En ce qui concerne la motivation :

3. En l'espèce, l'arrêté contesté comporte la mention des dispositions législatives et réglementaires dont il est fait application, fait état des étapes de la procédure contradictoire et mentionne les avis des commissions nationale et départementale SRU et du bureau du comité régional de l'habitat et de l'hébergement. Il indique que sur l'objectif de 351 logements sociaux assigné à la commune de Marcq-en-Barœul dans le cadre de ses obligations triennales 2017-2019, seuls 122 ont été réalisés, soit un taux de réalisation de 34,76 % tout en précisant qu'au moins 30 % de ces logements devaient être financés par des prêts locatifs aidés d'intégration et au plus 30 % par des prêts locatifs sociaux, les taux constatés étant respectivement de 25 % et 16,22 %. Sont aussi relatés de façon détaillée les éléments avancés par la commune lors de la procédure contradictoire, l'appréciation portée par le préfet sur ceux-ci et leur insuffisance pour justifier le non-respect par la commune de son objectif pour la période concernée. Ainsi la motivation mentionne les données propres à la commune de Marcq-en-Barœul et, quand bien même les pistes d'intervention qui auraient pu être menées seraient identiques à celles figurant dans les arrêtés du même jour prononçant la carence des communes de Mouvaux, Hallennes-lez-Haubourdin, Thumeries et Maing, n'est pas stéréotypée.
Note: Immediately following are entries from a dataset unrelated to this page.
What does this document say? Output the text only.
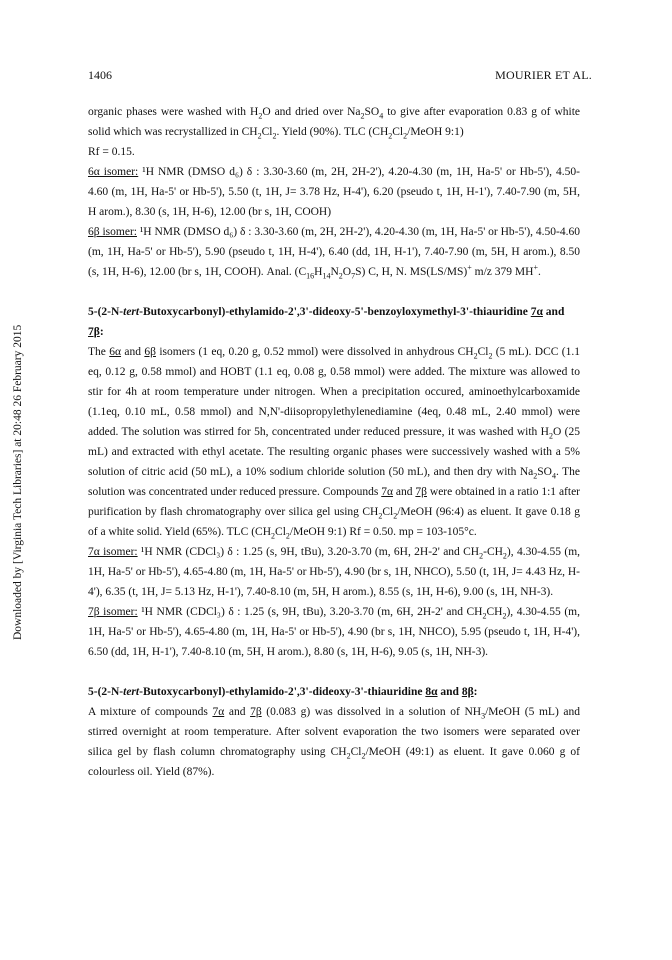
1406	MOURIER ET AL.
Downloaded by [Virginia Tech Libraries] at 20:48 26 February 2015

organic phases were washed with $H_2O$ and dried over $Na_2SO_4$ to give after evaporation 0.83 g of white solid which was recrystallized in $CH_2Cl_2$. Yield (90%). TLC ($CH_2Cl_2$/MeOH 9:1)
Rf = 0.15.

6α isomer: ¹H NMR (DMSO d₆) δ : 3.30-3.60 (m, 2H, 2H-2'), 4.20-4.30 (m, 1H, Ha-5' or Hb-5'), 4.50-4.60 (m, 1H, Ha-5' or Hb-5'), 5.50 (t, 1H, J= 3.78 Hz, H-4'), 6.20 (pseudo t, 1H, H-1'), 7.40-7.90 (m, 5H, H arom.), 8.30 (s, 1H, H-6), 12.00 (br s, 1H, COOH)

6β isomer: ¹H NMR (DMSO d₆) δ : 3.30-3.60 (m, 2H, 2H-2'), 4.20-4.30 (m, 1H, Ha-5' or Hb-5'), 4.50-4.60 (m, 1H, Ha-5' or Hb-5'), 5.90 (pseudo t, 1H, H-4'), 6.40 (dd, 1H, H-1'), 7.40-7.90 (m, 5H, H arom.), 8.50 (s, 1H, H-6), 12.00 (br s, 1H, COOH). Anal. $(C_{16}H_{14}N_2O_7S)$ C, H, N. MS(LS/MS)+ m/z 379 MH+.

5-(2-N-tert-Butoxycarbonyl)-ethylamido-2',3'-dideoxy-5'-benzoyloxymethyl-3'-thiauridine 7α and 7β:

The 6α and 6β isomers (1 eq, 0.20 g, 0.52 mmol) were dissolved in anhydrous $CH_2Cl_2$ (5 mL). DCC (1.1 eq, 0.12 g, 0.58 mmol) and HOBT (1.1 eq, 0.08 g, 0.58 mmol) were added. The mixture was allowed to stir for 4h at room temperature under nitrogen. When a precipitation occured, aminoethylcarboxamide (1.1eq, 0.10 mL, 0.58 mmol) and N,N'-diisopropylethylenediamine (4eq, 0.48 mL, 2.40 mmol) were added. The solution was stirred for 5h, concentrated under reduced pressure, it was washed with $H_2O$ (25 mL) and extracted with ethyl acetate. The resulting organic phases were successively washed with a 5% solution of citric acid (50 mL), a 10% sodium chloride solution (50 mL), and then dry with $Na_2SO_4$. The solution was concentrated under reduced pressure. Compounds 7α and 7β were obtained in a ratio 1:1 after purification by flash chromatography over silica gel using $CH_2Cl_2$/MeOH (96:4) as eluent. It gave 0.18 g of a white solid. Yield (65%). TLC ($CH_2Cl_2$/MeOH 9:1) Rf = 0.50. mp = 103-105°c.

7α isomer: ¹H NMR (CDCl₃) δ : 1.25 (s, 9H, tBu), 3.20-3.70 (m, 6H, 2H-2' and $CH_2-CH_2$), 4.30-4.55 (m, 1H, Ha-5' or Hb-5'), 4.65-4.80 (m, 1H, Ha-5' or Hb-5'), 4.90 (br s, 1H, NHCO), 5.50 (t, 1H, J= 4.43 Hz, H-4'), 6.35 (t, 1H, J= 5.13 Hz, H-1'), 7.40-8.10 (m, 5H, H arom.), 8.55 (s, 1H, H-6), 9.00 (s, 1H, NH-3).

7β isomer: ¹H NMR (CDCl₃) δ : 1.25 (s, 9H, tBu), 3.20-3.70 (m, 6H, 2H-2' and $CH_2CH_2$), 4.30-4.55 (m, 1H, Ha-5' or Hb-5'), 4.65-4.80 (m, 1H, Ha-5' or Hb-5'), 4.90 (br s, 1H, NHCO), 5.95 (pseudo t, 1H, H-4'), 6.50 (dd, 1H, H-1'), 7.40-8.10 (m, 5H, H arom.), 8.80 (s, 1H, H-6), 9.05 (s, 1H, NH-3).

5-(2-N-tert-Butoxycarbonyl)-ethylamido-2',3'-dideoxy-3'-thiauridine 8α and 8β:

A mixture of compounds 7α and 7β (0.083 g) was dissolved in a solution of $NH_3$/MeOH (5 mL) and stirred overnight at room temperature. After solvent evaporation the two isomers were separated over silica gel by flash column chromatography using $CH_2Cl_2$/MeOH (49:1) as eluent. It gave 0.060 g of colourless oil. Yield (87%).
Dès lors, le moyen tiré de l'insuffisance de motivation peut être écarté.

En ce qui concerne le bien-fondé de l'arrêté préfectoral :

4. Lorsqu'une commune demande l'annulation d'un arrêté préfectoral prononçant sa carence et lui infligeant un prélèvement majoré en application de l'article L. 302-9-1 du code de la construction et de l'habitation, il appartient au juge de plein contentieux, saisi de moyens en ce sens, de déterminer si le prononcé de la carence procède d'une erreur d'appréciation des circonstances de l'espèce et, dans la négative, d'apprécier si, compte tenu des circonstances de l'espèce, la sanction retenue est proportionnée à la gravité de la carence et d'en réformer, le cas échéant, le montant.

S'agissant de la carence :

5. Il ressort des pièces du dossier que, sur la période 2017-2019, 122 logements sociaux ont été réalisés sur le territoire de la commune, soit un taux de réalisation de 34,76 % par rapport à l'objectif assigné par le préfet de 351 logements sociaux, 25 % d'entre eux ayant été financés par un prêt locatif aidé d'intégration et 16,22 % financés par un prêt locatif social.

Quant aux objectifs pour la période 2017-2019 :

6. L'illégalité d'un acte administratif non réglementaire ne peut être utilement invoquée par voie d'exception à l'appui de conclusions dirigées contre une décision administrative ultérieure que si cette dernière décision a été prise pour l'application du premier acte ou s'il en constitue la base légale. Cette exception n'est recevable que si l'acte n'est pas devenu définitif à la date à laquelle elle est invoquée.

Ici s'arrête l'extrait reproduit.